Conversations are often overlooked because people do not view simply having the conversation as an objective in most cases. They focus on the stated outputs: plans; acceptance criteria; status updates; confirmation of stories completed; etc. Consequently, it is not uncommon for teams to find alternative means to deliver these results without the “overhead” of the conversations. They rely heavily on tools and individual efforts to maximize their time without hindering the team with human interaction. They may, at first, feel an increase in productivity as the perceived burden is lifted. Yet, inevitably, they find themselves struggling to deliver quality quickly and do not understand how Agile could betray them so. Hopefully they have a good Scrum Master or Agile Coach watching them adapt in the wrong direction that can have them take a step back so they can see the error of their ways.
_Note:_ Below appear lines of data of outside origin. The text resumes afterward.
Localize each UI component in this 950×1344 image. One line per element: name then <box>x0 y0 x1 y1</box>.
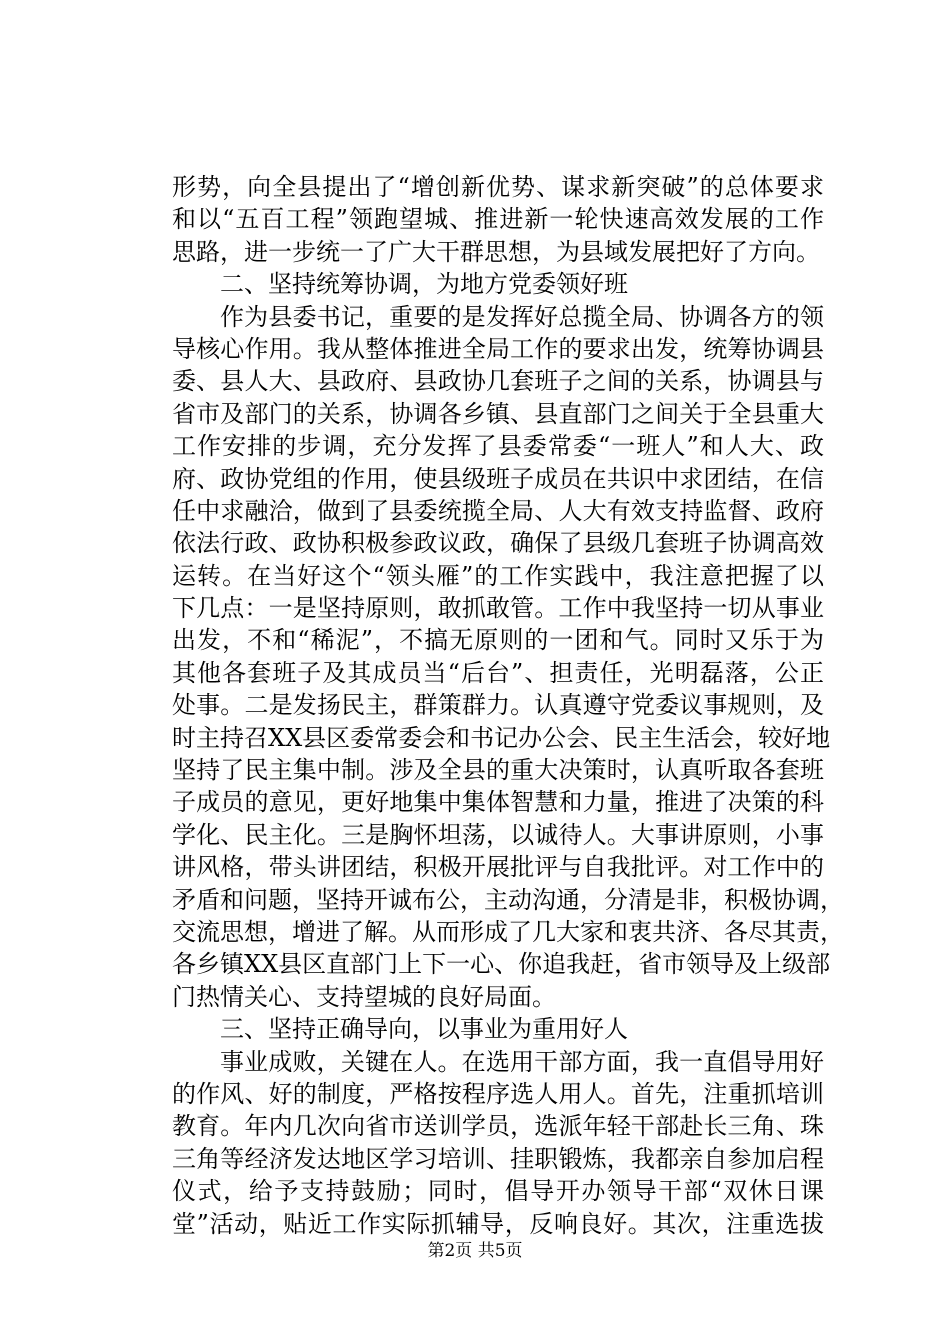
text-line: 矛盾和问题，坚持开诚布公，主动沟通，分清是非，积极协调， <box>172 885 844 914</box>
text-line: 和以“五百工程”领跑望城、推进新一轮快速高效发展的工作 <box>172 205 824 234</box>
text-line: 的作风、好的制度，严格按程序选人用人。首先，注重抓培训 <box>172 1079 824 1108</box>
text-line: 坚持了民主集中制。涉及全县的重大决策时，认真听取各套班 <box>172 756 824 785</box>
text-line: 府、政协党组的作用，使县级班子成员在共识中求团结，在信 <box>172 464 824 493</box>
text-line: 堂”活动，贴近工作实际抓辅导，反响良好。其次，注重选拔 <box>172 1209 824 1238</box>
text-line: 作为县委书记，重要的是发挥好总揽全局、协调各方的领 <box>220 302 824 331</box>
text-line: 工作安排的步调，充分发挥了县委常委“一班人”和人大、政 <box>172 432 824 461</box>
text-line: 子成员的意见，更好地集中集体智慧和力量，推进了决策的科 <box>172 788 824 817</box>
section-heading: 二、坚持统筹协调，为地方党委领好班 <box>220 270 628 299</box>
text-line: 各乡镇XX县区直部门上下一心、你追我赶，省市领导及上级部 <box>172 950 831 979</box>
text-line: 下几点：一是坚持原则，敢抓敢管。工作中我坚持一切从事业 <box>172 594 824 623</box>
text-line: 讲风格，带头讲团结，积极开展批评与自我批评。对工作中的 <box>172 853 824 882</box>
text-line: 门热情关心、支持望城的良好局面。 <box>172 982 556 1011</box>
text-line: 运转。在当好这个“领头雁”的工作实践中，我注意把握了以 <box>172 561 824 590</box>
text-line: 委、县人大、县政府、县政协几套班子之间的关系，协调县与 <box>172 367 824 396</box>
section-heading: 三、坚持正确导向，以事业为重用好人 <box>220 1015 628 1044</box>
text-line: 交流思想，增进了解。从而形成了几大家和衷共济、各尽其责， <box>172 917 844 946</box>
text-line: 省市及部门的关系，协调各乡镇、县直部门之间关于全县重大 <box>172 399 824 428</box>
text-line: 导核心作用。我从整体推进全局工作的要求出发，统筹协调县 <box>172 334 824 363</box>
document-body <box>172 171 844 1240</box>
text-line: 其他各套班子及其成员当“后台”、担责任，光明磊落，公正 <box>172 658 824 687</box>
text-line: 任中求融洽，做到了县委统揽全局、人大有效支持监督、政府 <box>172 496 824 525</box>
text-line: 处事。二是发扬民主，群策群力。认真遵守党委议事规则，及 <box>172 691 824 720</box>
text-line: 仪式，给予支持鼓励；同时，倡导开办领导干部“双休日课 <box>172 1177 824 1206</box>
text-line: 事业成败，关键在人。在选用干部方面，我一直倡导用好 <box>220 1047 824 1076</box>
text-line: 教育。年内几次向省市送训学员，选派年轻干部赴长三角、珠 <box>172 1112 824 1141</box>
text-line: 出发，不和“稀泥”，不搞无原则的一团和气。同时又乐于为 <box>172 626 824 655</box>
text-line: 三角等经济发达地区学习培训、挂职锻炼，我都亲自参加启程 <box>172 1144 824 1173</box>
text-line: 学化、民主化。三是胸怀坦荡，以诚待人。大事讲原则，小事 <box>172 820 824 849</box>
text-line: 依法行政、政协积极参政议政，确保了县级几套班子协调高效 <box>172 529 824 558</box>
page-footer: 第2页 共5页 <box>427 1241 523 1261</box>
text-line: 思路，进一步统一了广大干群思想，为县域发展把好了方向。 <box>172 237 820 266</box>
text-line: 时主持召XX县区委常委会和书记办公会、民主生活会，较好地 <box>172 723 831 752</box>
text-line: 形势，向全县提出了“增创新优势、谋求新突破”的总体要求 <box>172 173 824 201</box>
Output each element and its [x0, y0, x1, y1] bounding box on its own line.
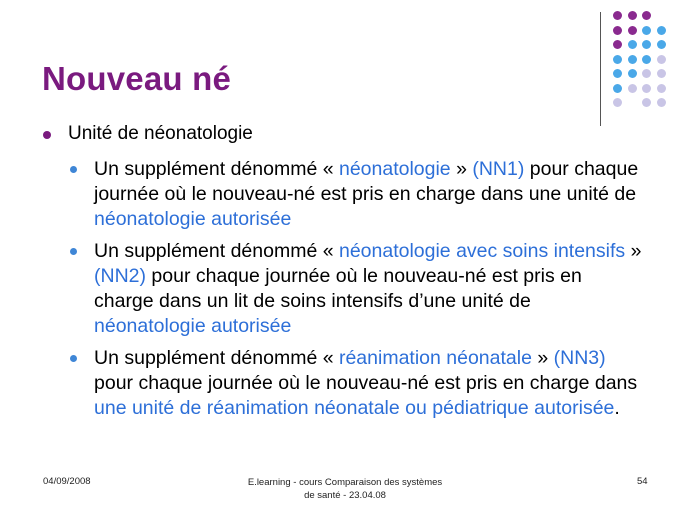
decorative-dot [642, 40, 651, 49]
highlighted-text: (NN2) [94, 265, 146, 287]
sub-bullet-1 [70, 157, 645, 232]
decorative-dot [613, 26, 622, 35]
footer-page-number: 54 [637, 476, 648, 487]
bullet-dot-icon [70, 166, 77, 173]
decorative-dot [657, 55, 666, 64]
bullet-dot-icon [43, 131, 51, 139]
bullet-dot-icon [70, 248, 77, 255]
decorative-dot [657, 84, 666, 93]
decorative-dot [628, 11, 637, 20]
highlighted-text: néonatologie autorisée [94, 315, 292, 337]
decorative-dot [628, 55, 637, 64]
text-segment: . [614, 397, 620, 419]
footer-date: 04/09/2008 [43, 476, 91, 487]
decorative-dot [613, 98, 622, 107]
decorative-divider-line [600, 12, 601, 126]
decorative-dot [613, 40, 622, 49]
text-segment: pour chaque journée où le nouveau-né est pris en charge dans un lit de soins intensifs d’une unité de [94, 265, 582, 312]
decorative-dot [642, 84, 651, 93]
sub-bullet-text [94, 157, 645, 232]
sub-bullet-text [94, 346, 645, 421]
decorative-dot [657, 98, 666, 107]
decorative-dot [642, 11, 651, 20]
sub-bullet-3 [70, 346, 645, 421]
decorative-dot [657, 69, 666, 78]
text-segment: pour chaque journée où le nouveau-né est pris en charge dans une unité de [94, 158, 639, 205]
highlighted-text: une unité de réanimation néonatale ou pédiatrique autorisée [94, 397, 615, 419]
highlighted-text: néonatologie avec soins intensifs [338, 240, 626, 262]
slide-title: Nouveau né [42, 60, 232, 97]
decorative-dot [628, 84, 637, 93]
text-segment: pour chaque journée où le nouveau-né est pris en charge dans [94, 372, 638, 394]
decorative-dot [613, 84, 622, 93]
sub-bullet-text [94, 239, 645, 339]
bullet-level1 [43, 122, 643, 146]
decorative-dot [628, 40, 637, 49]
decorative-dot [657, 26, 666, 35]
decorative-dot [657, 40, 666, 49]
sub-bullet-2 [70, 239, 645, 339]
text-segment: » [450, 158, 473, 180]
text-segment: Un supplément dénommé « [94, 240, 339, 262]
text-segment: Un supplément dénommé « [94, 158, 339, 180]
decorative-dot [613, 11, 622, 20]
highlighted-text: (NN3) [553, 347, 606, 369]
decorative-dot [628, 26, 637, 35]
decorative-dot [642, 98, 651, 107]
decorative-dot [642, 69, 651, 78]
footer-course-line1: E.learning - cours Comparaison des systèmes [247, 477, 443, 488]
bullet-level1-text: Unité de néonatologie [68, 123, 253, 144]
text-segment: Un supplément dénommé « [94, 347, 339, 369]
highlighted-text: (NN1) [472, 158, 525, 180]
text-segment: » [625, 240, 642, 262]
decorative-dot [613, 69, 622, 78]
footer-course-title [220, 476, 470, 502]
text-segment: » [531, 347, 554, 369]
bullet-dot-icon [70, 355, 77, 362]
highlighted-text: réanimation néonatale [338, 347, 532, 369]
highlighted-text: néonatologie autorisée [94, 208, 292, 230]
decorative-dot [642, 55, 651, 64]
decorative-dot [613, 55, 622, 64]
footer-course-line2: de santé - 23.04.08 [304, 490, 386, 501]
decorative-dot [628, 69, 637, 78]
decorative-dot [642, 26, 651, 35]
highlighted-text: néonatologie [338, 158, 451, 180]
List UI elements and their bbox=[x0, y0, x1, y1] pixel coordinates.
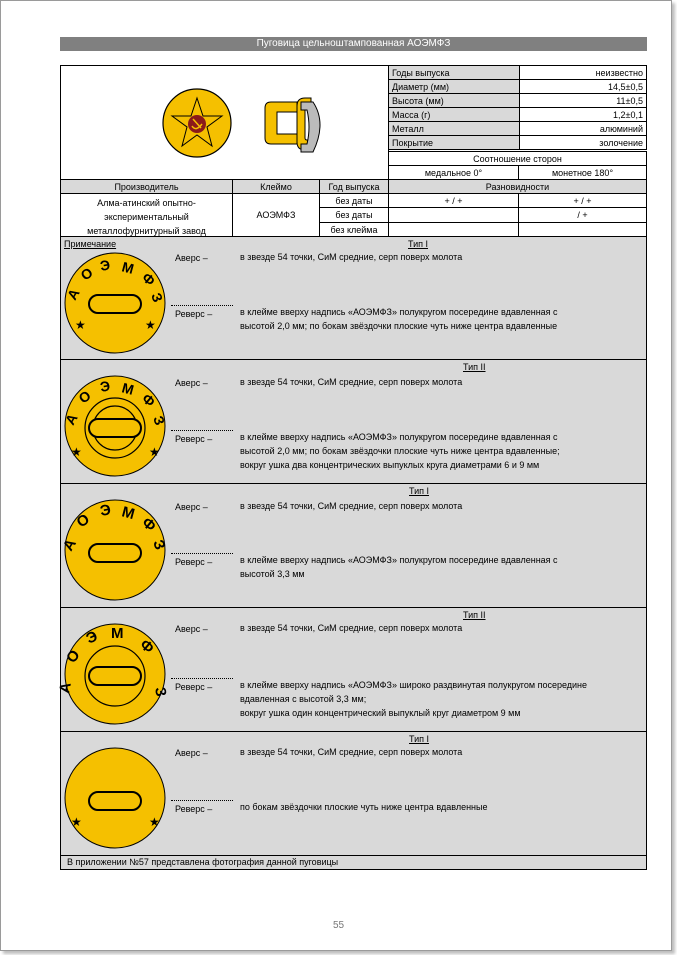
type-label: Тип I bbox=[408, 239, 429, 249]
svg-text:А: А bbox=[56, 681, 75, 695]
type-label: Тип II bbox=[463, 610, 486, 620]
reverse-stamp-illustration bbox=[63, 742, 173, 854]
header-varieties: Разновидности bbox=[388, 179, 647, 194]
variety-cell bbox=[388, 207, 519, 223]
revers-label: Реверс – bbox=[175, 434, 213, 444]
svg-text:З: З bbox=[148, 290, 167, 305]
variety-cell bbox=[388, 222, 519, 237]
svg-text:★: ★ bbox=[71, 445, 82, 459]
avers-label: Аверс – bbox=[175, 624, 208, 634]
reverse-stamp-illustration bbox=[59, 494, 173, 606]
svg-text:З: З bbox=[149, 537, 169, 553]
svg-text:★: ★ bbox=[75, 318, 86, 332]
button-illustration bbox=[61, 66, 390, 181]
svg-text:Э: Э bbox=[98, 501, 113, 520]
year-cell: без клейма bbox=[319, 222, 389, 237]
stamp-cell: АОЭМФЗ bbox=[232, 193, 320, 237]
revers-label: Реверс – bbox=[175, 309, 213, 319]
avers-label: Аверс – bbox=[175, 253, 208, 263]
button-images-panel bbox=[60, 65, 389, 180]
avers-text: в звезде 54 точки, СиМ средние, серп поверх молота bbox=[240, 623, 463, 633]
note-section-5 bbox=[60, 731, 647, 856]
variety-cell: + / + bbox=[388, 193, 519, 208]
svg-text:А: А bbox=[63, 285, 83, 303]
divider bbox=[171, 800, 233, 801]
svg-text:Ф: Ф bbox=[138, 514, 160, 536]
revers-label: Реверс – bbox=[175, 682, 213, 692]
svg-text:М: М bbox=[119, 503, 137, 524]
note-label: Примечание bbox=[64, 239, 117, 249]
ratio-header: Соотношение сторон bbox=[388, 151, 647, 166]
revers-text-line: высотой 3,3 мм bbox=[240, 569, 305, 579]
revers-text-line: в клейме вверху надпись «АОЭМФЗ» полукругом посередине вдавленная с bbox=[240, 307, 558, 317]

If not, it becomes easy to blame their frustration on Agile and revert back to their comfort zone of more “traditional” methodologies.

As a safeguard, I recommend teams, and especially Scrum Masters, go back to their roots frequently to make sure they’re staying true to the founding principles that make Agile methodologies so great. Remember that “business people and developers must work together daily throughout the project,” and that “the most efficient and effective method of conveying information to and within a development team is face-to-face conversation.” Don’t just blindly follow a framework or practice; instead, try to understand why you are asked to do things a certain way. If the purpose that you perceive is not aligned with the Agile manifesto and its accompanying principles, you’re probably wrong. Acknowledge your failure, “Fail Fast”, and change your approach so that it fits the Agile paradigm. It may seem counter-intuitive at first, but it will pay off in the long run.